El caso polaco es perfectamente homologable al de los otros tres países del llamado grupo de Visegrado, el mayor quebradero de cabeza de las instituciones europeas. El paradigma común es el de fronteras en constante disputa y movimiento, que conduce a una existencia precaria como estados independientes.

Los abuelos de Leszek pudieron haber tenido hasta cuatro nacionalidades distintas a lo largo de su vida debido a los cambios fronterizos. De modo que, para él y la generación de sus padres, una Polonia con límites estables y valores reconocibles tiene un significado inmaterial difícil de entender desde la perspectiva occidental, donde los estados tienen fronteras sustancialmente inalteradas desde hace siglos.

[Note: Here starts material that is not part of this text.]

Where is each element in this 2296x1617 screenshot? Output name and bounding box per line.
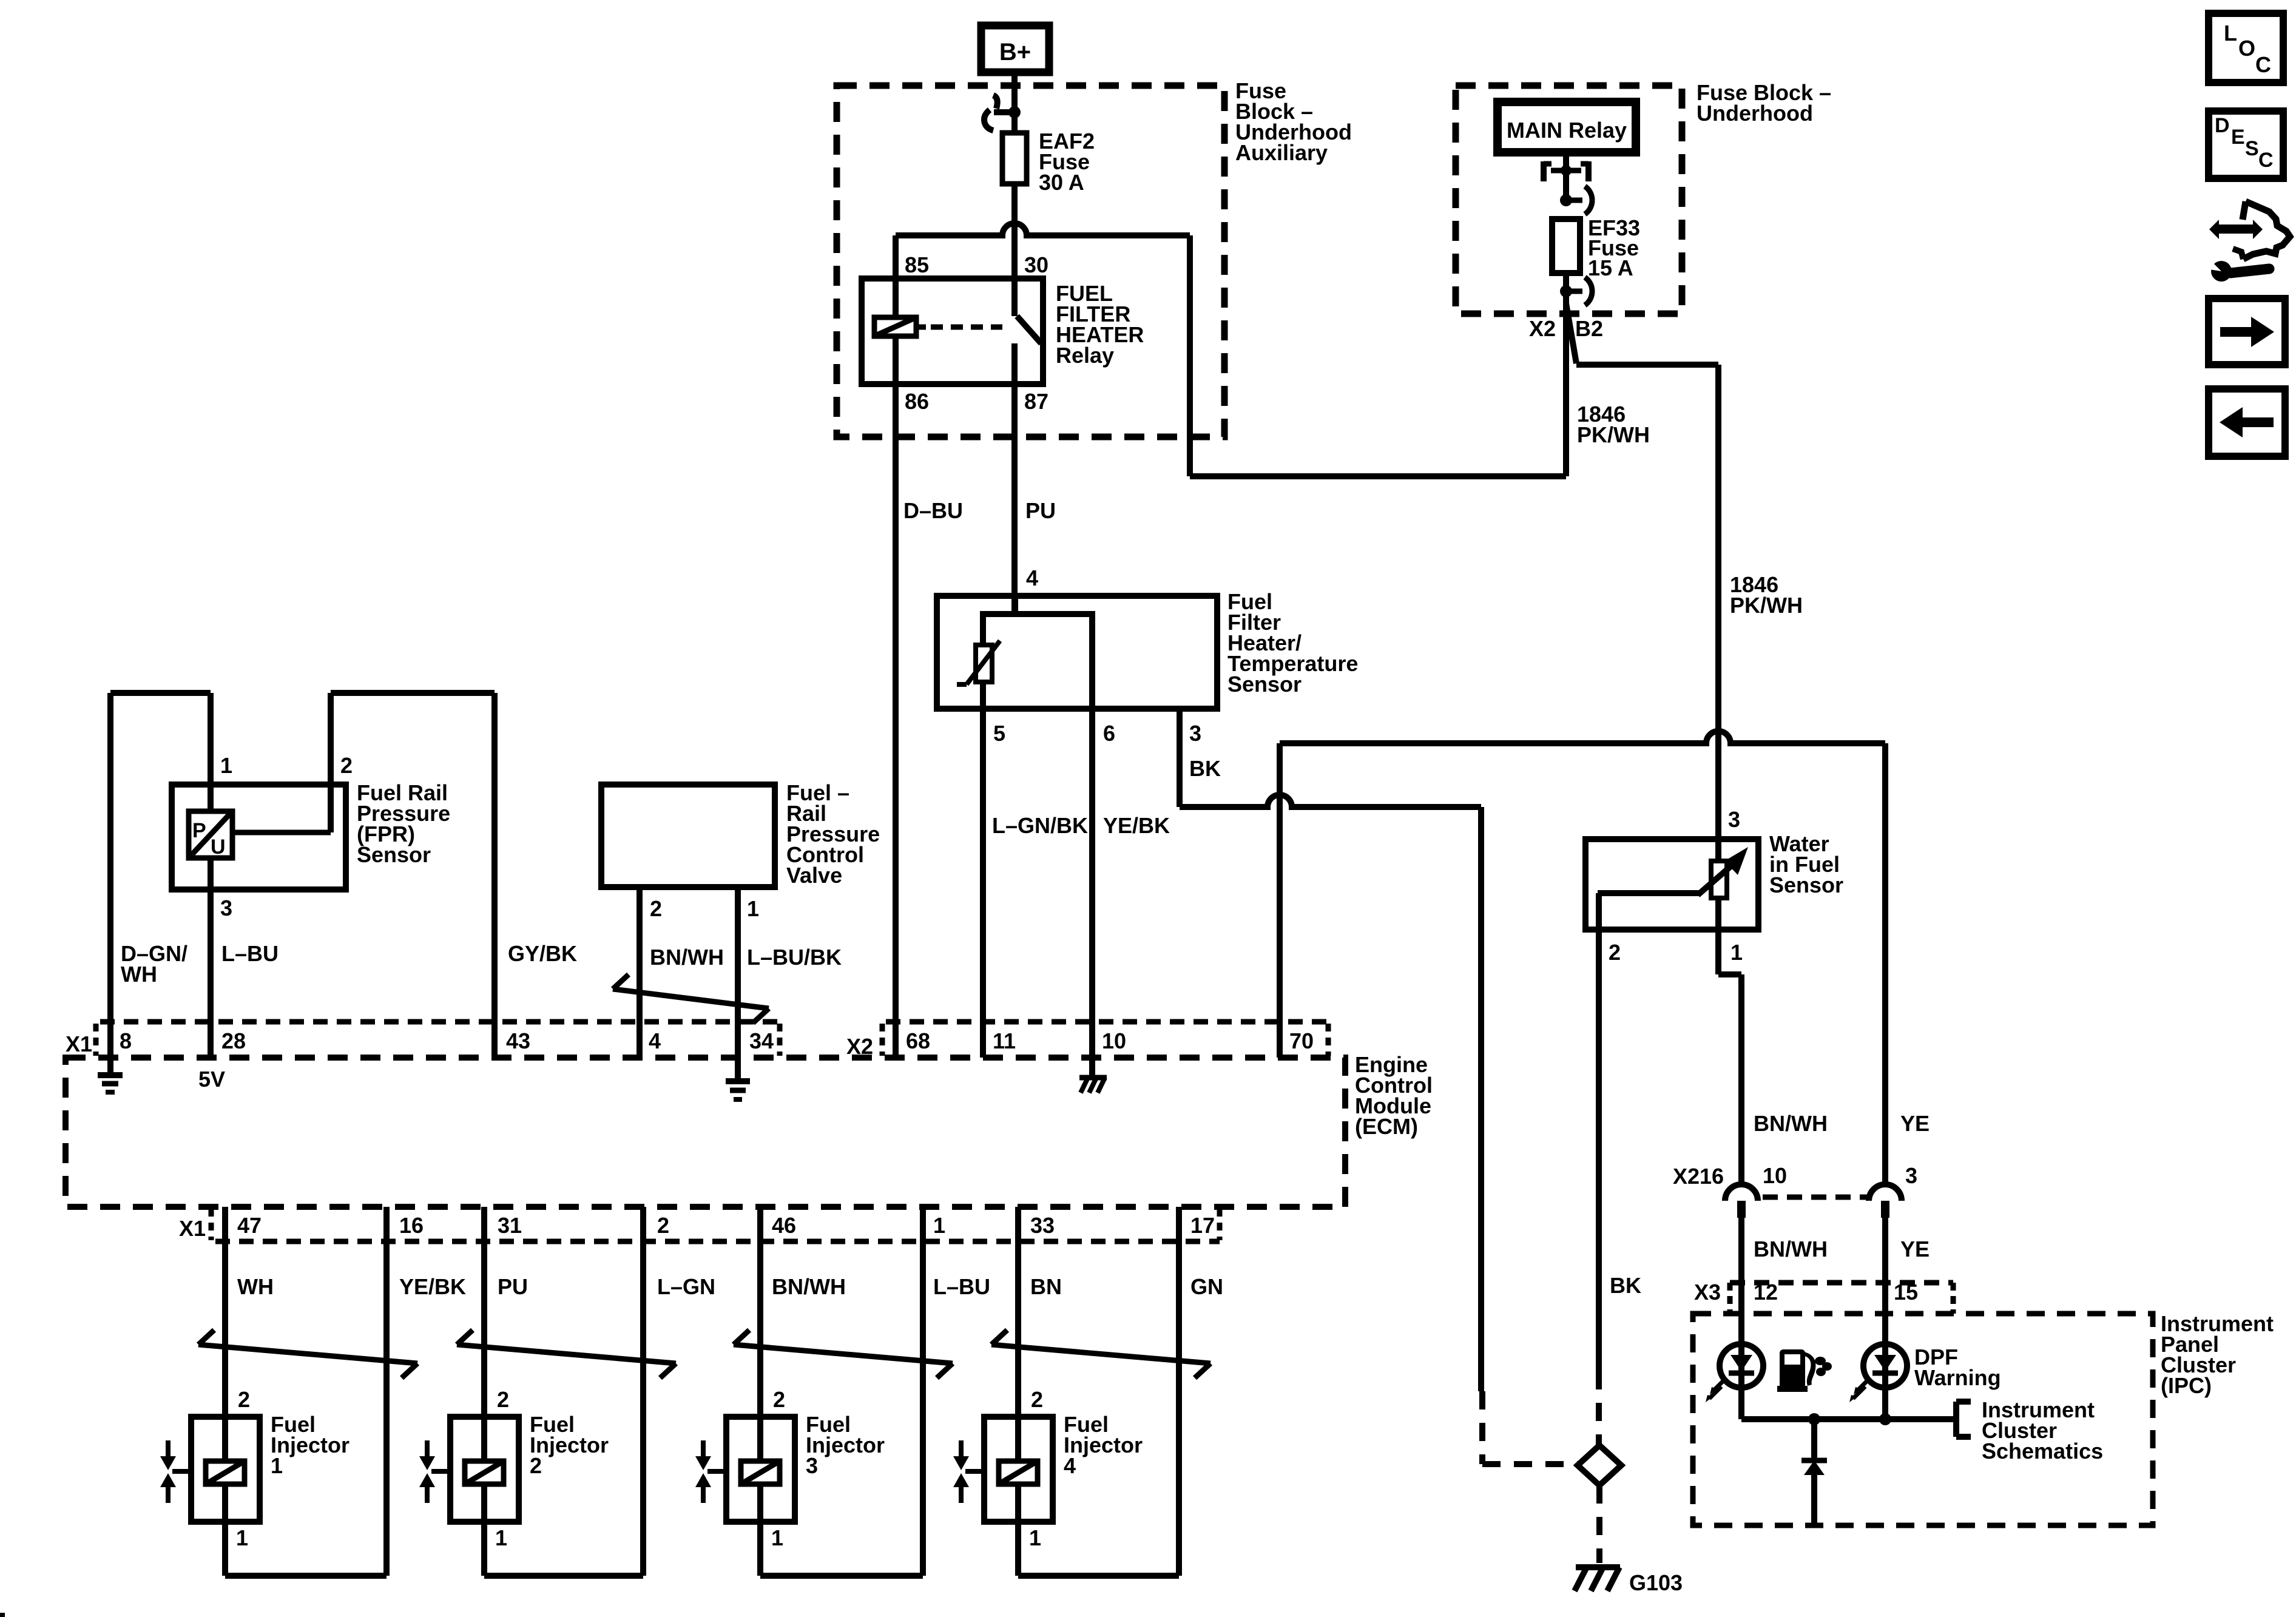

Nada más lejos de mi intención que sacralizar la devoción por las aduanas y justificar una narrativa nativista.

Pero las mismas razones que me llevaban a querer convencer a Leszek de sus erróneos puntos de vista, son las que me hicieron asumir que, más que juzgar a quienes sucumben a la retórica del nacionalismo populista o de la ultraderecha, es necesario entender las razones que les conducen a ella. Y nunca hacerlo desde una autoridad moral con la que las instituciones europeas, justo es reconocerlo, han mostrado una constante falta de empatía.

Esta lección no sólo es válida en la relación entre países. Sino dentro de sociedades cada vez más desiguales, en las que la brechas se multiplican: entre ricos y pobres; entre campo y ciudad; entre jóvenes y la tercera edad.

Ahora que se cumplen tres décadas de la caída del muro de Berlín, sería bueno recordar que, como sostiene Enzo Traverso, la particularidad de las revoluciones que vinieron del Este, en lugar de proyectarse hacia el futuro con un horizonte de esperanza, crearon sociedades obsesionadas con el pasado.

La historia cuenta. La historia traumática, aún más.